Between a certain orange-tinged American politician and another one back in Ontario, it’s my tendency to associate politics, of all levels, with hostility and partisanship.
On the surface the story this week about council’s 4-3 vote to declare a climate emergency might look like it has all of those characteristics.
A close vote.
A controversial topic.
The truth, however, is that there was actually a lot of agreement among council with regard to the issue of climate change.
All three councillors who voted against the motion acknowledged, in their own way, that changes to the Earth’s climate are a serious issue.

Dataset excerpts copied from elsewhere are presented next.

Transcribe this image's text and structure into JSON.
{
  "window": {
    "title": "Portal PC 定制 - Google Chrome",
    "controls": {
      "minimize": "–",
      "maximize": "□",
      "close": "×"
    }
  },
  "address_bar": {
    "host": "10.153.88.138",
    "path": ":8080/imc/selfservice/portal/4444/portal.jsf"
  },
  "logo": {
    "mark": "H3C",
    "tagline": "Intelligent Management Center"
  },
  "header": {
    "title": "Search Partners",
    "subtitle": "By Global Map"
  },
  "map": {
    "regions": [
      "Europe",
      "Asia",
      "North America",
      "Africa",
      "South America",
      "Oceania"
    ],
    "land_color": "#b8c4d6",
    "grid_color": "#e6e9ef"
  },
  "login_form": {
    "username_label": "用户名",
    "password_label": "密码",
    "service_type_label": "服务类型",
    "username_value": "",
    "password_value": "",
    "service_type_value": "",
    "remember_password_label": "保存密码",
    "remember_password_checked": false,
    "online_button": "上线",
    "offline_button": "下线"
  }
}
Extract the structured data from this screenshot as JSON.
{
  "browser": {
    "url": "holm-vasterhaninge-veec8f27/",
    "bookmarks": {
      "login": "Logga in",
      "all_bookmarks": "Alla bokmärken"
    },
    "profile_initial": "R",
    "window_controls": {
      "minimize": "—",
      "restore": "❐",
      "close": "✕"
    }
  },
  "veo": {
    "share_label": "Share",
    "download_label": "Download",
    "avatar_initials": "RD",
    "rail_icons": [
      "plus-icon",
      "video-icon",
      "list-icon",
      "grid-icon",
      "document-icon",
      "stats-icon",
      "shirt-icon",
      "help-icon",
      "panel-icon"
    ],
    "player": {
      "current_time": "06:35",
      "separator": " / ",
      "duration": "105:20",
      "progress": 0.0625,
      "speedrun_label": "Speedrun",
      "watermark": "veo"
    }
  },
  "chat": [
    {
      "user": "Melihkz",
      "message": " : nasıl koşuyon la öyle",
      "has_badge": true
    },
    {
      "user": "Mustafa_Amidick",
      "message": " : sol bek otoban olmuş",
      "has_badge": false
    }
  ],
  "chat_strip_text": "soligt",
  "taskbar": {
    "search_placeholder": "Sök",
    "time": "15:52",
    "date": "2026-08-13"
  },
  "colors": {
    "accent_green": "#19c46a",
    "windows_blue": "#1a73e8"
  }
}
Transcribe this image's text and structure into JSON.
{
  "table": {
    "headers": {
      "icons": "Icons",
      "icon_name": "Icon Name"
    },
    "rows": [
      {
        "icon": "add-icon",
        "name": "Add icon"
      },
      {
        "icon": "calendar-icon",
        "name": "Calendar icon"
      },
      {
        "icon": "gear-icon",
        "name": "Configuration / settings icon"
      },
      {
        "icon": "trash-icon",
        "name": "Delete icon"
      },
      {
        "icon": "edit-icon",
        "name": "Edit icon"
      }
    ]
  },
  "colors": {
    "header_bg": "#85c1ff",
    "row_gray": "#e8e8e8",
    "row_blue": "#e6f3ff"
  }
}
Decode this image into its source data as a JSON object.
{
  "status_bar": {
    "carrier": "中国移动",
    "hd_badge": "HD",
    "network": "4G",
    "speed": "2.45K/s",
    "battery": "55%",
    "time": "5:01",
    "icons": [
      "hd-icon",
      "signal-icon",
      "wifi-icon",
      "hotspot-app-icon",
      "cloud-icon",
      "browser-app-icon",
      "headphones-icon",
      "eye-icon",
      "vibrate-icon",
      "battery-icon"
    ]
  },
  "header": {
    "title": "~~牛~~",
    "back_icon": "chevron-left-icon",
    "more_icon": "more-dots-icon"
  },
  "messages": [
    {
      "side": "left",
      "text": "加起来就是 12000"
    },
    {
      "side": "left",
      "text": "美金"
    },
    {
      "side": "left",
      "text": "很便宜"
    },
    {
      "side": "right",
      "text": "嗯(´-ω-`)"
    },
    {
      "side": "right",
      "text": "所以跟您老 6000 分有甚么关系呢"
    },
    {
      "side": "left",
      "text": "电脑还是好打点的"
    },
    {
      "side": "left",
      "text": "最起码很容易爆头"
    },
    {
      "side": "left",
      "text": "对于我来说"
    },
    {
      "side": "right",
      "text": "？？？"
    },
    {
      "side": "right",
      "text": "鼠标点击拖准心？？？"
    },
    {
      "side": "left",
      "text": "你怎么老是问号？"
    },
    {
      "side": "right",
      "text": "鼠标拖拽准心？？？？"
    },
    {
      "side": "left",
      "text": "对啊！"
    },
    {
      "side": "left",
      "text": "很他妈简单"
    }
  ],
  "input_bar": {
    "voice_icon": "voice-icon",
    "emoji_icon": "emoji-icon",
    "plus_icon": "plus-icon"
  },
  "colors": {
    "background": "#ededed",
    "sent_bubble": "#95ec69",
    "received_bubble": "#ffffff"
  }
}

Coun. Frank Wray noted that, if this really is an emergency, we need to act like it, stop all non-essential spending and look at the possibility of using the town’s $5 million legacy fund to fund storm sewer infrastructure updates expected to cost the Town millions in coming decades (anyone who knows Wray knows that if he is suggesting spending $5 million on something, he isn’t doing so lightly).
Similarly, both Councillors Lorne Benson and John Buikema expressed serious concerns about climate change and a desire to work with the Town to pursue green initiatives in the future when applicable.
On opposition to the motion, I think Coun. Wray said it best when he talked about the dangers of virtue signalling.
Put it this way: a town could declare a climate emergency and then do absolutely nothing about it.
Likewise, a town doing more than 95 per cent of other municipalities might not have declared an emergency, but it doesn’t lessen any impact of the green initiatives they have undertaken.
With that said, I don’t really have an opinion on Smithers’ declaration.
What I will say is that now I (and I expect others) will hold the Town more to account — especially the three councillors and mayor who voted for this motion — when it comes to environmental issues.
Because words are cheap — the challenge is following up on them.
Consider the following: on all accounts, Smithers is a relatively green community.
Already, in a time where one of the biggest barriers to electric vehicles in rural Canada is access to charging stations, council has committed to an additional Level 2 station on top of the pre-existing one on Second Avenue.
A quick Google search shows there are an additional two chargers within town limits, one at the Frontier Chrysler car dealership and one at the Smithers Guesthouse on Main Street — even better.
Mayor Bachrach also confirmed to me that a recently-installed charger behind Roadhouse restaurant in Smithers was installed by the Province for government staff use.
That’s four charging stations (and at least two which are fully available to the general public) with a third on the way in the next year.
Not bad for a quiet little northern mountain town of under 10,000.
The fact is, any way you slice the proverbial environmental pie, Smithers is an environmentally-conscious town with a council that is forward-thinking when it comes to the issue.
So instead of getting hung up on whether or not it was the right decision to make the declaration, let’s not lose sight of the real goal: advocating for green initiatives within our boundaries whenever we can.
Because if climate change is a crisis, the emergency is complacency and an over-reliance on government to fix the issue.
The entire world could declare an impending climate doomsday tomorrow, but it’s meaningless if we don’t actually self-actualize and make personal changes.
Likewise, if the seven billion and change who live on Earth all collectively decided overnight to make a genuine effort (see: billions doing it imperfectly as opposed to thousands doing it perfectly) at zero-waste living, we would likely be able to tackle the issue relatively easily — and all without a single quasi-fascist U.N. world government.
I know it can feel good to trust in your elected officials and put faith in your government to fix problems, but the future of this planet doesn’t rest on the recycling habits and environmental views of the six councillors and mayor who voted on this motion.
It rests on you and I, and that’s a fact — regardless of who declares (or denies) it.